The findings indicate that SAI can alter AR characteristics in western North America, with regional variations in both AR frequency and precipitation intensity. The shift towards more moderate rainfall events suggests a potential mitigation of extreme flood events in southern California, where ARs contribute significantly to precipitation. However, this benefit might be offset by reduced precipitation in other regions, such as the Pacific Northwest. The observed changes in AR frequency are consistent with changes in low-level winds, highlighting the role of dynamical forcing in shaping the response of ARs to climate interventions. While SAI may mitigate some aspects of AR-related precipitation, the study highlights that SAI's influence extends beyond ARs, impacting total precipitation patterns across the region. Therefore, a comprehensive assessment of SAI's regional hydroclimatic implications requires considering effects beyond ARs alone.

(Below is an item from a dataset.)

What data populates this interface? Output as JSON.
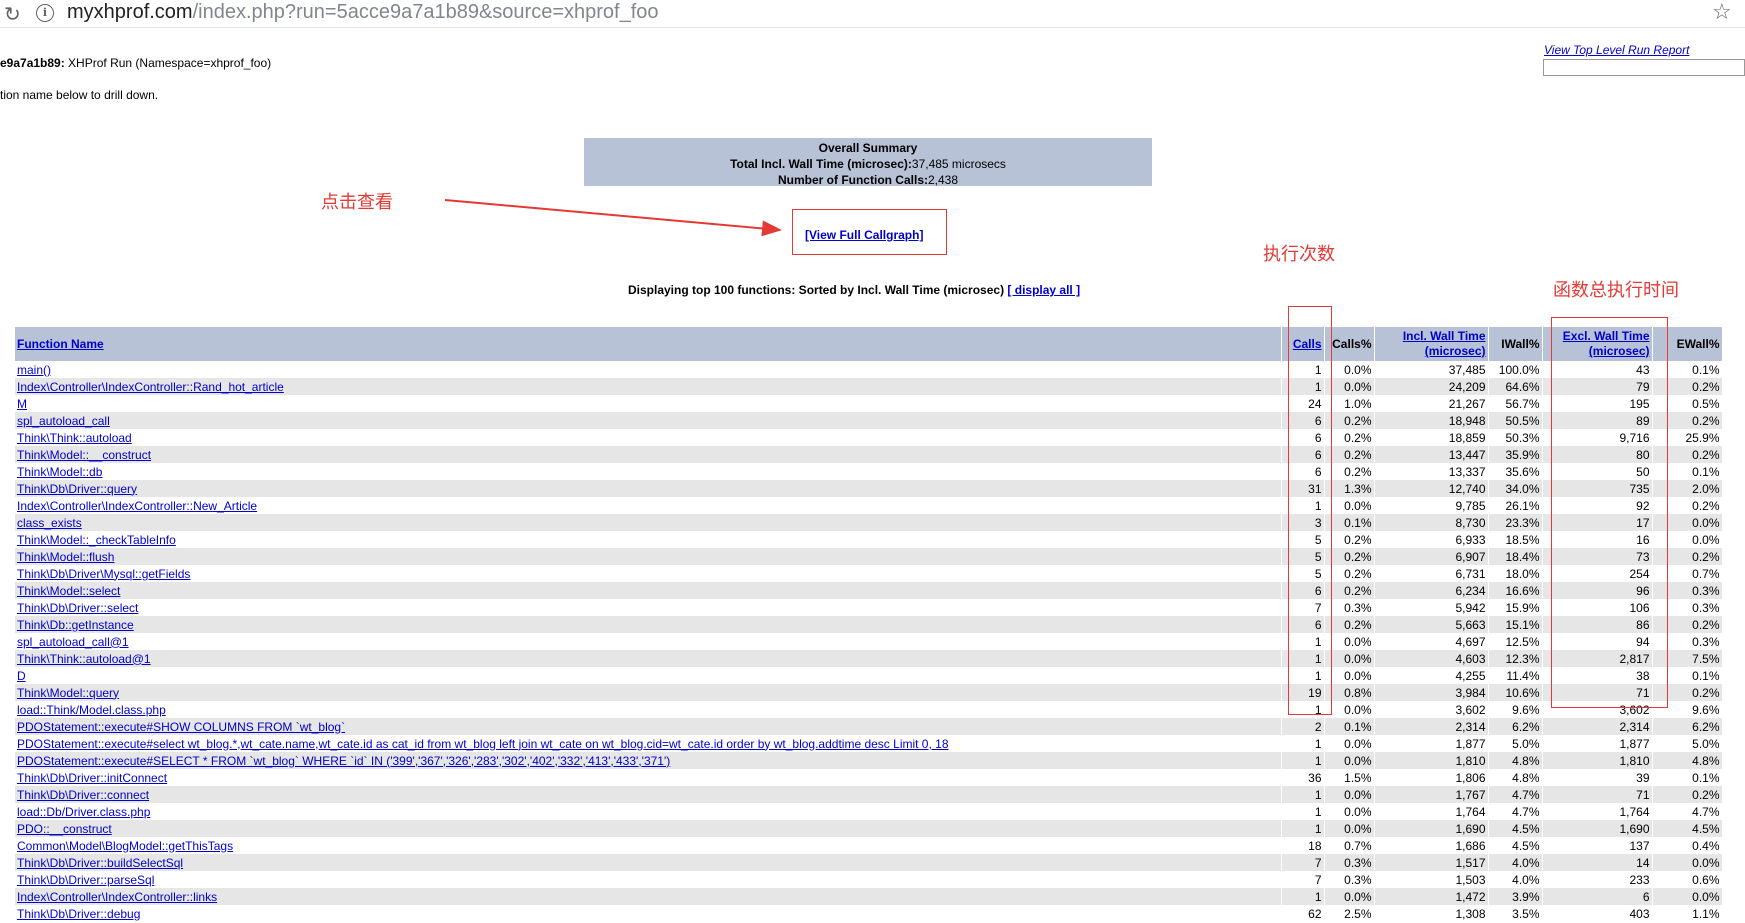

This study demonstrates that SAI, as simulated in GLENS, significantly alters the frequency and intensity of ARs impacting western North America, particularly in southern California and the Pacific Northwest. While SAI shows promise in moderating extreme rainfall events in southern California, a nuanced picture emerges when considering total precipitation patterns. This work underscores the regional complexities of geoengineering impacts, highlighting the need for further research to refine understanding and guide informed decision-making. Future research should focus on higher resolution simulations and expanded AR definitions beyond the "Pineapple Express" type to provide a comprehensive evaluation of the effectiveness and potential risks of SAI.

The study's limitations include the use of a single AR detection method, the limited ensemble size of the RCP8.5 end-of-century simulations, and the relatively coarse model resolution. The reliance on the "Pineapple Express" type of ARs also limits the generalizability of the findings, as other types of ARs may respond differently to SAI. Higher resolution datasets and an expanded ensemble size would improve the confidence in the study's conclusions. The use of multiple AR detection methods would allow for a better assessment of the uncertainties associated with AR identification. A regionally refined CESM framework with higher horizontal resolution is needed for more accurate characterization of landfalling ARs and orographic precipitation.